During the first meeting with Tomasz Michalek, Coordinator for Eastern Europe and Central Asia in the International Alignment and Expansion Department of the EU Directorate-General for Taxation and Customs Union, the parties discussed the “Omnibus I” legislative package aimed at simplifying and strengthening the Carbon Border Adjustment Mechanism (CBAM) adopted by the European Council.
A key change under the new regulation is the exemption of products with a total mass of up to 50 tons per year from CBAM requirements.
As a reminder, the EU CBAM serves as a carbon regulation tool for products with high carbon emissions exported to the European Union. The mechanism applies a carbon tax and encourages clean industrial production in non-EU countries. CBAM is set to come into force in 2026.
Additionally, representatives of the European Commission’s Directorate-General for Climate Action — Thomas Bernheim, Stein Rasmussen, and Maja-Alexandra Dittel — discussed implementing carbon market mechanisms to achieve a low-carbon economy.

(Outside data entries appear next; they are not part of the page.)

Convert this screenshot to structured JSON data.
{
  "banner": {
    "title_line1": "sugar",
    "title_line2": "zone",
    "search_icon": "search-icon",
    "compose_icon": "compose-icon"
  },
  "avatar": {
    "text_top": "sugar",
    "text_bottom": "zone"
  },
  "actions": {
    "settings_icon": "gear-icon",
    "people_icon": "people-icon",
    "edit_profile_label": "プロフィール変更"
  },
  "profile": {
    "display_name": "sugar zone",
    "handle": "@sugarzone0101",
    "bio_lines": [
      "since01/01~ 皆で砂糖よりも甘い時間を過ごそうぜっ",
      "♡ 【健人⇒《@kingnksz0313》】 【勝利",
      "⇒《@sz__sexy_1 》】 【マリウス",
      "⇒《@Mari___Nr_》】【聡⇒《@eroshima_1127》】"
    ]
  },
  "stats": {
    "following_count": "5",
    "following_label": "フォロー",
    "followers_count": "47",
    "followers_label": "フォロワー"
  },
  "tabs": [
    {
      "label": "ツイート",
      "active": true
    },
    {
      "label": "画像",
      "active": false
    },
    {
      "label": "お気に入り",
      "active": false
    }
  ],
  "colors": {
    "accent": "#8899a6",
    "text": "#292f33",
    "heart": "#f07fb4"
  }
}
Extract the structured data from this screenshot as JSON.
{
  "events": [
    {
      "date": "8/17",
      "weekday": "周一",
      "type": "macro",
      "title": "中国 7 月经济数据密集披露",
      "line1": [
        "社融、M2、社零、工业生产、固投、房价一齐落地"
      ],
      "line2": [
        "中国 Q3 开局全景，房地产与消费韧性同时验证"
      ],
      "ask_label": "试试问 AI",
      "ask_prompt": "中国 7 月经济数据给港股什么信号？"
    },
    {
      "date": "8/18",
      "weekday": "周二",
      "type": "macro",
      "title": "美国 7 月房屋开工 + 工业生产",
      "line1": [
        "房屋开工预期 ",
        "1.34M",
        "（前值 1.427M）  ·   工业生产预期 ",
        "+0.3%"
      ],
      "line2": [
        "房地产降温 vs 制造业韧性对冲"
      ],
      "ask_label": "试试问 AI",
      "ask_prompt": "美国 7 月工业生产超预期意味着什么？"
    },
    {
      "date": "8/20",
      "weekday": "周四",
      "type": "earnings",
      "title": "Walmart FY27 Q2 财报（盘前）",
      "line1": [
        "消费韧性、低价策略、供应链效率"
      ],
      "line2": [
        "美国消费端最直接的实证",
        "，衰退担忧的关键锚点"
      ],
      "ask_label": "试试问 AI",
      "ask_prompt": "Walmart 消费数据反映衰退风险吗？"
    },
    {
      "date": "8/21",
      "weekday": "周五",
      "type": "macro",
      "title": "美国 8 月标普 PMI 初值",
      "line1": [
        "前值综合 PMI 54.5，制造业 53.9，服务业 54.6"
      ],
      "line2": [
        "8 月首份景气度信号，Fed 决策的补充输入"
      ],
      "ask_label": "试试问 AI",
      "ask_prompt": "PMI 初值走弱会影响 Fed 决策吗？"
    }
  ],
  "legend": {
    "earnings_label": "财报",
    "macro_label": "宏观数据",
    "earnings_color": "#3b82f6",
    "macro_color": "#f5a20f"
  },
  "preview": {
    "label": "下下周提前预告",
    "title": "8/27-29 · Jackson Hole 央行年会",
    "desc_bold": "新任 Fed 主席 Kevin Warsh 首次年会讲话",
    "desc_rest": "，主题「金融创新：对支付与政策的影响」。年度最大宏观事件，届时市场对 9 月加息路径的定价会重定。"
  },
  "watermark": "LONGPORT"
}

The discussions included the EU’s experience in reducing greenhouse gas emissions by enterprises, promoting the use of renewable energy, and improving energy efficiency in business operations. The meeting participants were provided with information on the EU Emissions Trading System (EU ETS), the sectors covered, emission limits, infrastructure for carbon quota trading, and the role of EU ETS in meeting the EU’s climate objectives.
Established in 2005, the EU ETS is one of the largest carbon trading systems in the world. Under this system, energy sector companies, large industrial enterprises, and airlines receive emission allowances. Participants emitting less than their quota can sell the surplus allowances, while those exceeding their limits must purchase additional quotas through market trading.
As of 2024, emissions covered by the system had decreased by 50% compared to 2005, and total revenue exceeded €200 billion. In 2023, over €43 billion was allocated to climate action projects.
Following the meetings, both sides noted that simplifying CBAM requirements could facilitate cooperation in providing technical support for implementing national emissions trading systems aligned with European standards between EU and non-EU countries.